Governance arrangements

There were clear responsibilities, roles and systems of accountability to support good governance and management.

  • Structures, processes and systems to support good governance and management were clearly set out, understood and effective. The governance and management of joint working arrangements and shared services promoted interactive and co-ordinated person-centred care.
  • Staff were clear on their roles and accountabilities
  • Leaders had established proper policies, procedures and activities to ensure safety and assured themselves that they were operating as intended.

Managing risks, issues and performance

There were clear and effective processes for managing risks, issues and performance.

  • There was an effective, process to identify, understand, monitor and address current and future risks including risks to patient safety.
  • The service had processes to manage current and future performance. Performance of clinical staff could be demonstrated through audit of their consultations, prescribing and referral decisions. Leaders had good policies and procedures to govern and have oversight of safety alerts, incidents, and complaints.
  • The provider had plans and had trained staff for major incidents.

Appropriate and accurate information

The service acted on appropriate and accurate information.

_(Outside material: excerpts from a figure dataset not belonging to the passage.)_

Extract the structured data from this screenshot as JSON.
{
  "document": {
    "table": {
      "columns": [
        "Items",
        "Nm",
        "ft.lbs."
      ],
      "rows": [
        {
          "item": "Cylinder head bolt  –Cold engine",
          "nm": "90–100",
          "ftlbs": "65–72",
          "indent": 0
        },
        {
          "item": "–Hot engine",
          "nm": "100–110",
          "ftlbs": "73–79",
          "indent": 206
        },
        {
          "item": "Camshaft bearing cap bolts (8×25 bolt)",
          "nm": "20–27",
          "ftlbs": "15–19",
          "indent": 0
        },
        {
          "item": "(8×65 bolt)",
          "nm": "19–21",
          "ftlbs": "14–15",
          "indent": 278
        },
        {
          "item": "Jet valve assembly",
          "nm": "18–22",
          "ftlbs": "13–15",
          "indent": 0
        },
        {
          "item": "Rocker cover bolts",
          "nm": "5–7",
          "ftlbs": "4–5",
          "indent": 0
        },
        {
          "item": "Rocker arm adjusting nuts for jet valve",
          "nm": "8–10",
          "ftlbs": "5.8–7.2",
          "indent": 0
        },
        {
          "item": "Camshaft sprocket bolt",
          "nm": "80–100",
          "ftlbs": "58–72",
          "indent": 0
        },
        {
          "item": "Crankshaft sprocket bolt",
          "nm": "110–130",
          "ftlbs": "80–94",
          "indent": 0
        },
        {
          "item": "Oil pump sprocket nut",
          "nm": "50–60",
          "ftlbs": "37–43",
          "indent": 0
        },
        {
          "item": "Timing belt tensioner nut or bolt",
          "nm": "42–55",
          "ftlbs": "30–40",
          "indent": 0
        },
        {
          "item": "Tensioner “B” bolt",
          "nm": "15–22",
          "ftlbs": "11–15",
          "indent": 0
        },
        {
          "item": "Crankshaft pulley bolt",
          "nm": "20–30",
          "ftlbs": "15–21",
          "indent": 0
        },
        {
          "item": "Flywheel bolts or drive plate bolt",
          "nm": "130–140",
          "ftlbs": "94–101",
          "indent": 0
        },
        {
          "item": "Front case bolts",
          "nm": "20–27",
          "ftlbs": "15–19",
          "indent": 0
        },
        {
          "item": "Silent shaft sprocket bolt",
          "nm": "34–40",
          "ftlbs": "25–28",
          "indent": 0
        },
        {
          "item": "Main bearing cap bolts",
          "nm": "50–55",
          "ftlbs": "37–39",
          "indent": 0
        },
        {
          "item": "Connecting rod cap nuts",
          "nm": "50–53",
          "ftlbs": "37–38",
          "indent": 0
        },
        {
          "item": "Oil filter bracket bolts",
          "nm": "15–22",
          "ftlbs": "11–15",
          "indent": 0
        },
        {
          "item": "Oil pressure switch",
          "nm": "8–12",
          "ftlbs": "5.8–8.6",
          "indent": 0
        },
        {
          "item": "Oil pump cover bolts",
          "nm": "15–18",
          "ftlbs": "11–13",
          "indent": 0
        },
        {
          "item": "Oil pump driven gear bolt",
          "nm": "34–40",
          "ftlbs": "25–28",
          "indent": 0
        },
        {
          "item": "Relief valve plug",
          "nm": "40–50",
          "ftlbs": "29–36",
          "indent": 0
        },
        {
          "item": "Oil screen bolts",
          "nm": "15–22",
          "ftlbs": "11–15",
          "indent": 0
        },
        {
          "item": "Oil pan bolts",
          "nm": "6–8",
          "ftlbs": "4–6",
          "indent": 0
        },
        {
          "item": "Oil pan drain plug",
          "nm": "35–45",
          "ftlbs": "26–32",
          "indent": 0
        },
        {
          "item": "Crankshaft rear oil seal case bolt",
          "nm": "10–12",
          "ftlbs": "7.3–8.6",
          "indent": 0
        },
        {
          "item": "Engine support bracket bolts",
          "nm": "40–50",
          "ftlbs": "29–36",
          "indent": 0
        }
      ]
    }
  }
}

  • Quality and operational information was used to ensure and improve performance. Performance information was combined with the views of patients.
  • Quality and sustainability were discussed in relevant meetings where all staff had sufficient access to information.
  • The service used performance information which was reported and monitored, and management and staff were held to account
  • The information used to monitor performance and the delivery of quality care was accurate and useful. There were plans to address any identified weaknesses.
  • The service submitted data or notifications to external organisations as required.
  • There were robust arrangements in line with data security standards for the availability, integrity and confidentiality of patient identifiable data, records and data management systems.

Engagement with patients, the public, staff and external partners

The service involved patients, the public, staff and external partners to support high-quality sustainable services.

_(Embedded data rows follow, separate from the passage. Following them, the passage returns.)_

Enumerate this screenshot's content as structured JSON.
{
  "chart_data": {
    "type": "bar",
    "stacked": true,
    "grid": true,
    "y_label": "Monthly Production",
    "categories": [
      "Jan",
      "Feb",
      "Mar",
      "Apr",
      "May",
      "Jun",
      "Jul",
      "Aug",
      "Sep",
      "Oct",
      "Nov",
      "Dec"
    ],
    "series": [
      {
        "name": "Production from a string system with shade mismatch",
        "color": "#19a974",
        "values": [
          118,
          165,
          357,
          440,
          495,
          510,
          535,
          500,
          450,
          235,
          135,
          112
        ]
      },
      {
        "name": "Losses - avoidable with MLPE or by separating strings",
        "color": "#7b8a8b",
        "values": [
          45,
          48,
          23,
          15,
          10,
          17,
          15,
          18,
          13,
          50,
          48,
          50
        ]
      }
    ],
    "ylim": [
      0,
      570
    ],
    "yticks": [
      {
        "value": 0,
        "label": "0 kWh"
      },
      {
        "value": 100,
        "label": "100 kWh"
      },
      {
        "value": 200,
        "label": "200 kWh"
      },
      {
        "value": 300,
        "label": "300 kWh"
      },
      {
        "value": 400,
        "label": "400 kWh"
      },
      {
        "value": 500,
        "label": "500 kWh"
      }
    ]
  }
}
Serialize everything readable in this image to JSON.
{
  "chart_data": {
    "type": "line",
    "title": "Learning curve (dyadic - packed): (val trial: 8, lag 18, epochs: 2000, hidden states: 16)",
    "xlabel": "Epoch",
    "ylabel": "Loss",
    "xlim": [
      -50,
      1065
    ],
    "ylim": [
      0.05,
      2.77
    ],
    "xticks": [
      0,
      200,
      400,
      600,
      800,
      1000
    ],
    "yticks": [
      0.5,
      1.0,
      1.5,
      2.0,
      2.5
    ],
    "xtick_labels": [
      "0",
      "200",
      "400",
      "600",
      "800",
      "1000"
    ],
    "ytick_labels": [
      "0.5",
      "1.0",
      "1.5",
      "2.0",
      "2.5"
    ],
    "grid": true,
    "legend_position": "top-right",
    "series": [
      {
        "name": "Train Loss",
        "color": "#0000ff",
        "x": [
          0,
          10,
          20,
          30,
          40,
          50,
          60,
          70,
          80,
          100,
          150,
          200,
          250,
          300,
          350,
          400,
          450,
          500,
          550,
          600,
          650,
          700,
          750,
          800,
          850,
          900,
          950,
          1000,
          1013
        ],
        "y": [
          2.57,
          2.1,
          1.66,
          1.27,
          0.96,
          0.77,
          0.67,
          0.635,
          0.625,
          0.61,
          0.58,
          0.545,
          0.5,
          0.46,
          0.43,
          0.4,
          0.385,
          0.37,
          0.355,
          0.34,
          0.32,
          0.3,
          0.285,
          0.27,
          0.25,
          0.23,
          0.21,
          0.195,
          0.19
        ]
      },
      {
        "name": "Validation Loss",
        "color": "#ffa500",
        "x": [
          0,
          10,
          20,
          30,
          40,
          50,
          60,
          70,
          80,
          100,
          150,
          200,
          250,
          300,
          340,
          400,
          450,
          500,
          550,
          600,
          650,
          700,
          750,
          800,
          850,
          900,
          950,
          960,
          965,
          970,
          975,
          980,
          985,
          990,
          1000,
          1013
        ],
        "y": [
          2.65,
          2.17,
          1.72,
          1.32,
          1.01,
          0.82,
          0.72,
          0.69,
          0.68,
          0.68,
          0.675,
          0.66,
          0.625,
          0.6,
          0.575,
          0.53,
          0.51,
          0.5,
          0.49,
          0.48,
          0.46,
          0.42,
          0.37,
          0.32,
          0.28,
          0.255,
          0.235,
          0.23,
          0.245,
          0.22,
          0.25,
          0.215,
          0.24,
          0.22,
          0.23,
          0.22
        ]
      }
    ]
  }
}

  • Patients could rate the service they received. This was constantly monitored and the service had strategies for responding if it fell below the provider’s standards, this would trigger a review of the consultation to address any shortfalls.
  • Staff could describe to us the systems in place to give feedback.
  • We saw evidence of feedback opportunities for staff and how the findings were fed back to staff. We also saw staff engagement in responding to these findings.
  • The service was transparent, collaborative and open with stakeholders about performance.

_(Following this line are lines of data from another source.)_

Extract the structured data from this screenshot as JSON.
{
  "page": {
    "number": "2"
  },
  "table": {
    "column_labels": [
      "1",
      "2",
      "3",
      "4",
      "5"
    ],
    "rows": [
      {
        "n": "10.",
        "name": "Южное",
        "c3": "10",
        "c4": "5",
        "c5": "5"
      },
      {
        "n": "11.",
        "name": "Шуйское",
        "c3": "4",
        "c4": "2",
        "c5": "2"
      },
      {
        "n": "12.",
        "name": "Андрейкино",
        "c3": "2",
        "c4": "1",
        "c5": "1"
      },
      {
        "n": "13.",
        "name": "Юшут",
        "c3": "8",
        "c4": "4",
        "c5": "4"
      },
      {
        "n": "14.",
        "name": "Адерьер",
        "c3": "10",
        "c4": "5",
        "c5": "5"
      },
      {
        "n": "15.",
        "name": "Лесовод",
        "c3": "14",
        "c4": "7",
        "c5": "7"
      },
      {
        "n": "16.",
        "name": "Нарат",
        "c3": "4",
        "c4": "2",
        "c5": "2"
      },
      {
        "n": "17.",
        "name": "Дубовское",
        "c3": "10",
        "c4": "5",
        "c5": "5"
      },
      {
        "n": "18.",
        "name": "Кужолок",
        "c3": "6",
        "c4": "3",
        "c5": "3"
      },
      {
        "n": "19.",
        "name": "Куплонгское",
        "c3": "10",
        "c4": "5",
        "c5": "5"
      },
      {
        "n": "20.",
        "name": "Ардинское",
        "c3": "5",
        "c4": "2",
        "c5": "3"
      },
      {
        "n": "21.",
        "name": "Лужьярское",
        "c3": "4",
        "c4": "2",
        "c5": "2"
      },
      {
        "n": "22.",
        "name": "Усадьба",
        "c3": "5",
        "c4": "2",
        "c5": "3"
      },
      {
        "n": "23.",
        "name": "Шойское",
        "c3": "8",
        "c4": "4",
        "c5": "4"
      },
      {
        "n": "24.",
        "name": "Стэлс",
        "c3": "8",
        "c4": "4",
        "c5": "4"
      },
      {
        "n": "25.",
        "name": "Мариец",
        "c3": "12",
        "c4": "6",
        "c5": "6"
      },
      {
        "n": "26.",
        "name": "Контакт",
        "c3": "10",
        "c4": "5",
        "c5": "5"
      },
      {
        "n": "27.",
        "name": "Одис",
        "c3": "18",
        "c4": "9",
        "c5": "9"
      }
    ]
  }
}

Continuous improvement and innovation

There were systems and processes for learning, continuous improvement and innovation.

  • There was a focus on continuous learning and improvement.
  • The service made use of internal and external reviews, as well as incidents and complaints if and when they occurred.
  • Learning was shared and used to make improvements.
  • Leaders and managers encouraged staff to take time out to review individual and team objectives, processes and performance.